Evolución ideológica

Si Bardot es un retrato bello y apasionado de la sociedad francesa, sin embargo, su evolución ideológica fue también un espejo donde encontrar respuestas a las transformaciones políticas. Al advenimiento casi hegemónico hoy de la ultraderecha. Desde que dejó el cine hace ya casi cinco décadas, se fue escorando cada vez más hasta posiciones de intransigencia con la inmigración y cercanas al entonces Frente Nacional de Jean-Marie Le Pen. En su libro Un cri dans le silence (Un grito en el silencio), Bardot afirma que hay una “islamización de Francia” y advierte de una “infiltración peligrosa” de musulmanes que, según ella, no se adaptan a las leyes y costumbres francesas sino que quieren imponer las suyas. E una carta abierta al entonces presidente Nicolas Sarkozy, llegó a escribir: “Estoy harta de estar bajo el yugo de esta población que nos está destruyendo… imponiendo sus actos”. Estas declaraciones le han valido múltiples condenas por incitación al odio racial. Pero también atacó en los últimos tiempos algunos movimientos como el MeToo que nunca entendió y observó como una caza de brujas a amigos “con talento” como Gérard Depardieu.

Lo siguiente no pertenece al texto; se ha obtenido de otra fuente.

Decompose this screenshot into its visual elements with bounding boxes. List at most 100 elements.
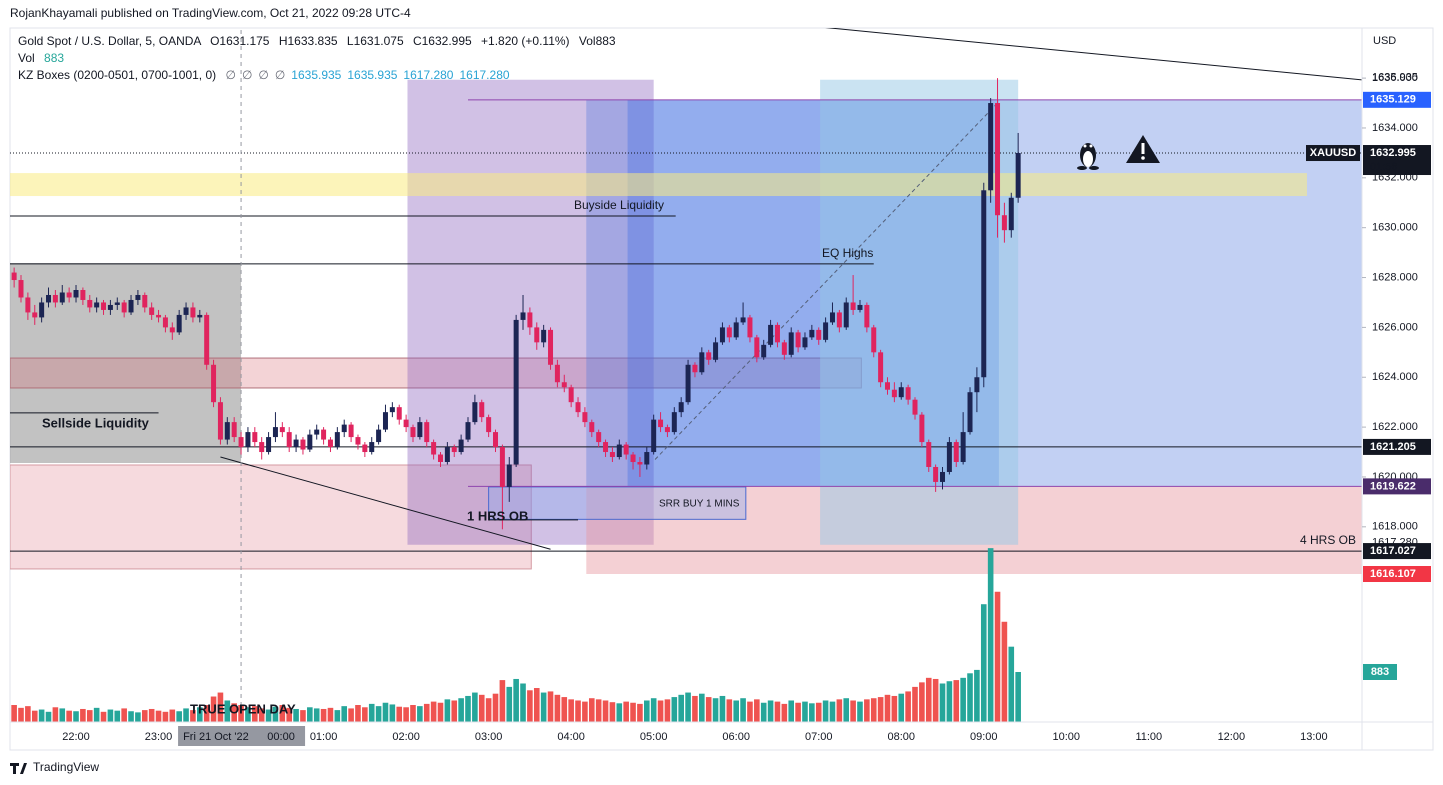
volume-bar bbox=[93, 707, 100, 722]
candle-body bbox=[176, 314, 182, 333]
candle-body bbox=[437, 454, 443, 463]
candle-body bbox=[410, 427, 416, 438]
candle-body bbox=[541, 329, 547, 343]
volume-bar bbox=[313, 708, 320, 722]
volume-legend-value: 883 bbox=[44, 51, 64, 65]
volume-bar bbox=[423, 703, 430, 722]
candle-body bbox=[25, 297, 31, 313]
candle-body bbox=[293, 439, 299, 448]
volume-bar bbox=[135, 712, 141, 722]
volume-bar bbox=[967, 673, 973, 722]
candle-body bbox=[245, 432, 251, 448]
candle-body bbox=[651, 419, 657, 453]
y-tick-label: 1630.000 bbox=[1372, 222, 1418, 234]
volume-bar bbox=[382, 702, 389, 722]
volume-bar bbox=[980, 604, 987, 722]
candle-body bbox=[314, 429, 320, 435]
candle-body bbox=[596, 432, 602, 443]
candle-body bbox=[355, 437, 361, 445]
candle-body bbox=[382, 412, 388, 430]
drawing-line bbox=[220, 456, 551, 550]
candle-body bbox=[864, 304, 870, 328]
volume-bar bbox=[465, 695, 471, 722]
candle-body bbox=[341, 424, 347, 433]
volume-bar bbox=[231, 703, 237, 722]
volume-bar bbox=[925, 677, 932, 722]
volume-bar bbox=[437, 702, 444, 722]
linux-icon bbox=[1077, 143, 1099, 170]
symbol-badge bbox=[1306, 145, 1360, 162]
volume-bar bbox=[217, 692, 224, 722]
candle-body bbox=[520, 312, 526, 320]
price-badge-label: 1621.205 bbox=[1370, 441, 1416, 453]
candle-body bbox=[52, 294, 58, 303]
candle-body bbox=[348, 424, 354, 438]
candle-body bbox=[417, 422, 423, 438]
candle-body bbox=[802, 337, 808, 348]
candle-body bbox=[926, 442, 932, 467]
volume-bar bbox=[533, 688, 540, 722]
volume-bar bbox=[73, 711, 79, 722]
volume-bar bbox=[994, 591, 1001, 722]
candle-body bbox=[231, 422, 237, 438]
candle-body bbox=[733, 322, 739, 338]
candle-body bbox=[403, 419, 409, 428]
volume-bar bbox=[80, 708, 86, 722]
candle-body bbox=[465, 422, 471, 440]
volume-bar bbox=[52, 707, 59, 722]
candle-body bbox=[981, 190, 987, 378]
candle-body bbox=[616, 444, 622, 458]
volume-bar bbox=[884, 694, 891, 722]
candle-body bbox=[424, 422, 430, 443]
volume-bar bbox=[733, 700, 740, 722]
candle-body bbox=[912, 399, 918, 415]
volume-bar bbox=[575, 700, 581, 722]
volume-bar bbox=[183, 708, 189, 722]
candle-body bbox=[726, 327, 732, 338]
volume-bar bbox=[25, 706, 31, 722]
candle-body bbox=[988, 103, 994, 191]
x-tick-label: 23:00 bbox=[145, 731, 173, 743]
volume-bar bbox=[1008, 646, 1015, 722]
volume-bar bbox=[795, 702, 801, 722]
candle-body bbox=[953, 442, 959, 463]
volume-bar bbox=[38, 709, 45, 722]
x-tick-label: 12:00 bbox=[1218, 731, 1246, 743]
currency: USD bbox=[1373, 35, 1396, 47]
volume-badge-label: 883 bbox=[1371, 666, 1389, 678]
candle-body bbox=[396, 407, 402, 420]
volume-bar bbox=[155, 710, 162, 722]
axis-marker-label: 1635.935 bbox=[1372, 72, 1418, 84]
candle-body bbox=[321, 429, 327, 440]
volume-bar bbox=[719, 695, 726, 722]
candle-body bbox=[623, 444, 629, 455]
candle-body bbox=[135, 294, 141, 300]
volume-bar bbox=[595, 699, 602, 722]
volume-bar bbox=[912, 686, 918, 722]
candle-body bbox=[114, 302, 120, 305]
volume-bar bbox=[458, 698, 464, 722]
price-badge bbox=[1363, 543, 1431, 560]
candle-body bbox=[575, 402, 581, 413]
candle-body bbox=[823, 322, 829, 340]
volume-bar bbox=[417, 706, 423, 722]
annotation: 4 HRS OB bbox=[1300, 533, 1356, 547]
candle-body bbox=[46, 294, 52, 303]
candle-body bbox=[149, 307, 155, 315]
x-tick-label: 02:00 bbox=[392, 731, 420, 743]
volume-bar bbox=[272, 706, 279, 722]
volume-bar bbox=[932, 678, 939, 722]
zone bbox=[10, 464, 532, 570]
candle-body bbox=[548, 329, 554, 365]
candle-body bbox=[94, 302, 100, 308]
legend-line: Gold Spot / U.S. Dollar, 5, OANDA O1631.… bbox=[18, 34, 616, 48]
volume-bar bbox=[946, 681, 953, 722]
candle-body bbox=[11, 272, 17, 281]
volume-bar bbox=[822, 700, 829, 722]
price-badge-label: 1635.129 bbox=[1370, 94, 1416, 106]
candle-body bbox=[472, 402, 478, 423]
legend-value: L1631.075 bbox=[347, 34, 404, 48]
volume-bar bbox=[485, 698, 492, 722]
candle-body bbox=[554, 364, 560, 383]
candle-body bbox=[527, 312, 533, 328]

Bardot siempre soñó con vivir “con los pies en el agua”, a orillas del Mediterráneo. En cuanto pudo permitírselo, compró la casa de sus sueños, La Madrague, por 24 millones de francos de la época (unos 500.000 euros actuales), que ha sido escenario de las fiestas más multitudinarias y también refugio de los animales a los que decidió dedicar su vida a través de una fundación que lleva su nombre. El pasado mes de mayo, Bardot reveló que ya no vivía en La Madrague y que prefería la tranquilidad de La Garrigue, la casa que posee en las colinas sobre Saint-Tropez, en la Riviera Francesa. Su muerte apaga cualquier controversia, alumbra definitivamente el mito.